The blueprint calls for a place that is accessible on foot to house restaurants, offices, and a grassy area that may be used for community gatherings.
“If you want to build houses, you need to build businesses, right? “, he asked. “It’s really just that simple,” says Mayor Gregory Habib. “It’s really just that straightforward.” They are going to have to cooperate. And so, if you want to if you want to grow without the worst traffic in the world, then you put people and businesses, retail restaurants, and workplaces in the same spot.”
The city council is contemplating the creation of a Municipal Improvement District in order to assist in funding the rising demand for city resources and development. In the event that it is authorized, existing residents of Carnes Crossroads would be required to pay an extra property tax in order to finance further expansion. Habib made it quite apparent that existing residents would be unaffected by this development.

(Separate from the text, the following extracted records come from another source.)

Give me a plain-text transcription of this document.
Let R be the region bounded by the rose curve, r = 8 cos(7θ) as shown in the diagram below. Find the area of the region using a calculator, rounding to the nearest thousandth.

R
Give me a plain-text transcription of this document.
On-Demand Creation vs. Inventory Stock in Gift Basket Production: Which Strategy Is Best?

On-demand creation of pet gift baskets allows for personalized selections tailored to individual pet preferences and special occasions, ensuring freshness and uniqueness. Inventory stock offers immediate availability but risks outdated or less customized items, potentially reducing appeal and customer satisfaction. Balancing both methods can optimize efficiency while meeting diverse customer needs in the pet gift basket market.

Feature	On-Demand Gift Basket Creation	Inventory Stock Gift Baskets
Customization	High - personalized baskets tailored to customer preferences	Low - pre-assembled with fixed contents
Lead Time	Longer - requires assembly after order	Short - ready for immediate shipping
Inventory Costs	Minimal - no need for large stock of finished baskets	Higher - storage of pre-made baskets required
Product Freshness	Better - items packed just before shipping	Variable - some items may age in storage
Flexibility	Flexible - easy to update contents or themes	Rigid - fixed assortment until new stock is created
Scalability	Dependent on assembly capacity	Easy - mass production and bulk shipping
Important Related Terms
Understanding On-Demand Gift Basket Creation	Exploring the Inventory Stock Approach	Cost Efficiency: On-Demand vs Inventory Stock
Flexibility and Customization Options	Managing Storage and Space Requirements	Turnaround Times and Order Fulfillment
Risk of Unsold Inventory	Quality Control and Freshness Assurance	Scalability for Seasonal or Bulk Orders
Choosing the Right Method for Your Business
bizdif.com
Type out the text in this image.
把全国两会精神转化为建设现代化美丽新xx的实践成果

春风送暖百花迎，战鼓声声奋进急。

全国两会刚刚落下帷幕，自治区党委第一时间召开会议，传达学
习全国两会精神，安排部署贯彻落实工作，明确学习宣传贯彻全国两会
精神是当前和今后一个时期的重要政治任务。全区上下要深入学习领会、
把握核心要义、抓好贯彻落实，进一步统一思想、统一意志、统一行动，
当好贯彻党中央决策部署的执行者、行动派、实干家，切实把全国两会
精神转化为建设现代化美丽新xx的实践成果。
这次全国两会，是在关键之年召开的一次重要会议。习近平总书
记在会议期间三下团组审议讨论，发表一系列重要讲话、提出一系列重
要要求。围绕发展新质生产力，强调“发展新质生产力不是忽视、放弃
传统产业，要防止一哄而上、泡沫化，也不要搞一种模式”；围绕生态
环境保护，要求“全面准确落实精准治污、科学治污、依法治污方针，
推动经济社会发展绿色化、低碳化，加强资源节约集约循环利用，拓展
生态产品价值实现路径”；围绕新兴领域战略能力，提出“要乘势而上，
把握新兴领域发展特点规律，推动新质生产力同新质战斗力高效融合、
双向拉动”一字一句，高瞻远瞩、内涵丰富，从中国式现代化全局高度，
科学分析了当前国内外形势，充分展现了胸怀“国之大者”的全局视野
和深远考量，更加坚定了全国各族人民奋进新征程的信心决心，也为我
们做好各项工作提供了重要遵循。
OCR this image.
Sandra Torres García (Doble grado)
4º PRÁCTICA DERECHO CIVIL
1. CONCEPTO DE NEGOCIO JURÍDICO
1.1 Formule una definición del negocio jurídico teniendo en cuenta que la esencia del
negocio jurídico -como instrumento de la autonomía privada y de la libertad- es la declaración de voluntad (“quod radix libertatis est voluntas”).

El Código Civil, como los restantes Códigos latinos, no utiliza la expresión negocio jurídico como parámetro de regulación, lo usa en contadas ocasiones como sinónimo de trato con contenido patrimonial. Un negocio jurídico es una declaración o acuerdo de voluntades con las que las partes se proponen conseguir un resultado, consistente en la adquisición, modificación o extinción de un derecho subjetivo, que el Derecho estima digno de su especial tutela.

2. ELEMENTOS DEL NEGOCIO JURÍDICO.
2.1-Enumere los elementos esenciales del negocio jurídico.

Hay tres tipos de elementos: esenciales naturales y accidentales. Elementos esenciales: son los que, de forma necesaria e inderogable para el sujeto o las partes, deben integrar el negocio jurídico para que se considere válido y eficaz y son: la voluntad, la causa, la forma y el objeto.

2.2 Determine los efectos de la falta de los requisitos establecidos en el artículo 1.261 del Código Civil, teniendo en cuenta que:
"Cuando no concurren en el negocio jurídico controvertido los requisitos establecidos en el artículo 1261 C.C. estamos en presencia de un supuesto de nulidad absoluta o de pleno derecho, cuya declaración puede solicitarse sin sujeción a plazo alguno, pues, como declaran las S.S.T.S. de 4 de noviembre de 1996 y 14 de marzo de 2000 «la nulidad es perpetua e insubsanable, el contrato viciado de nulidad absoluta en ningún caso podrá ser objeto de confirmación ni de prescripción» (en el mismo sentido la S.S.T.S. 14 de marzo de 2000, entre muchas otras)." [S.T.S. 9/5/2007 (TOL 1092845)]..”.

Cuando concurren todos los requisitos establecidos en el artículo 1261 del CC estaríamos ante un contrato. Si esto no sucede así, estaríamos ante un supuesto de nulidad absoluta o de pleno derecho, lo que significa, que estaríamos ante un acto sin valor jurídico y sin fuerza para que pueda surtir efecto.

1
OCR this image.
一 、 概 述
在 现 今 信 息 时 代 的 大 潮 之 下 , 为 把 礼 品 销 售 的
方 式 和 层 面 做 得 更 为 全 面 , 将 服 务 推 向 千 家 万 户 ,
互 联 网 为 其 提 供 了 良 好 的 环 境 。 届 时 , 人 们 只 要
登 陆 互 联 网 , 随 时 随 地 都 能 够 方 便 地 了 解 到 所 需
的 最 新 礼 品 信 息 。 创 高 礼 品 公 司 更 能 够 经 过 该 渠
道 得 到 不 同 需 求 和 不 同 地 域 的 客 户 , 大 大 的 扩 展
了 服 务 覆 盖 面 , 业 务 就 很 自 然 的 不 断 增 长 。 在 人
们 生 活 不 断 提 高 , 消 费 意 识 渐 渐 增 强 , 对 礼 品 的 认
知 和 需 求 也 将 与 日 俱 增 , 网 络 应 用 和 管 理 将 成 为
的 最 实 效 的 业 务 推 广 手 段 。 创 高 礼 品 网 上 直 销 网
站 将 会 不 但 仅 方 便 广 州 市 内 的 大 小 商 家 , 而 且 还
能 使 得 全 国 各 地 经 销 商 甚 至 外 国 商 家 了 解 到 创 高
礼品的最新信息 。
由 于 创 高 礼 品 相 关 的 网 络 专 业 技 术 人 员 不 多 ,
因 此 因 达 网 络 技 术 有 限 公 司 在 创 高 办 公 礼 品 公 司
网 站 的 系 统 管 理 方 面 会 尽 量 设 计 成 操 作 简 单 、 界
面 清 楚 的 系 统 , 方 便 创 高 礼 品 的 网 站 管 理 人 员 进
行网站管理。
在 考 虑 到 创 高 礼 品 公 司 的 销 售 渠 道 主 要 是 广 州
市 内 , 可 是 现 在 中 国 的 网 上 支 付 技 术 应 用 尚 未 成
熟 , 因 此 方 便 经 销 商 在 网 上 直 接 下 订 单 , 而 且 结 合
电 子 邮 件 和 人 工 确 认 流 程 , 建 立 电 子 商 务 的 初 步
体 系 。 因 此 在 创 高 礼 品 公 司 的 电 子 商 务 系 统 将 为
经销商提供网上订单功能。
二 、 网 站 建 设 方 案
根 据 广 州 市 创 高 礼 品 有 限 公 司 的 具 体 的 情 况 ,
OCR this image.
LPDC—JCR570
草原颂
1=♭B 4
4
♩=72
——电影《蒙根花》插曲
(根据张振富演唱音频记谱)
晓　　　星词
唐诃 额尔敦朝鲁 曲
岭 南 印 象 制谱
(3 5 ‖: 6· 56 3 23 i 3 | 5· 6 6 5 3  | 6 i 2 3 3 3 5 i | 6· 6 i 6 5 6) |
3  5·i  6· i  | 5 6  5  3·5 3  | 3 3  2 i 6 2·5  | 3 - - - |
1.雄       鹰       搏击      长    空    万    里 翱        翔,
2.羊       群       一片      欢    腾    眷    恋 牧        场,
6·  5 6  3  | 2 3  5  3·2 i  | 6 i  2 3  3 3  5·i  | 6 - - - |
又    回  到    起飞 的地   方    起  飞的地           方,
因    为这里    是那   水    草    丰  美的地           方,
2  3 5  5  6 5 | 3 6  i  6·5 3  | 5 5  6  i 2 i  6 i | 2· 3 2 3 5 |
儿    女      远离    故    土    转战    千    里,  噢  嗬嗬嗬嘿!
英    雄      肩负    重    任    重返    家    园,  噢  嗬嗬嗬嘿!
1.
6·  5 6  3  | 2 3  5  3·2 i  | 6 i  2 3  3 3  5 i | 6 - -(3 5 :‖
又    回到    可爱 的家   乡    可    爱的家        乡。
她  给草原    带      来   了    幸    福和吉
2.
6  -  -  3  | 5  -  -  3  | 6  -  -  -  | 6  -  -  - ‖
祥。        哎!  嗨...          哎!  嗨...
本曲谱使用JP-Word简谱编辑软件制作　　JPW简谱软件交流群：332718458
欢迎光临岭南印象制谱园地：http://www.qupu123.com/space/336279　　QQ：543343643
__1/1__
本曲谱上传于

According to Habib, “What it is, is that it permits growth to pay for itself.” “One of the things that we’ve talked a lot about in government around here is how historically, you know, we the people who have lived here for x number of years end up having to pay more in taxes and pay more in fees, because of because of because of growth costs go up and yet growth is not paying for itself.”
According to Habib, the municipal improvement tax will contribute to the funding of additional fire stations and leisure fields in the area.
According to Habib, “Once again, it’s growth paying for growth.” “We don’t need a new fire station until our population continues to expand. We do not require any new recreational fields or recreation fields in addition to our current number.
The Municipal Improvement District was successful during its first reading in front of the city council, and it is scheduled to be discussed during its second reading at the council meeting on October 11.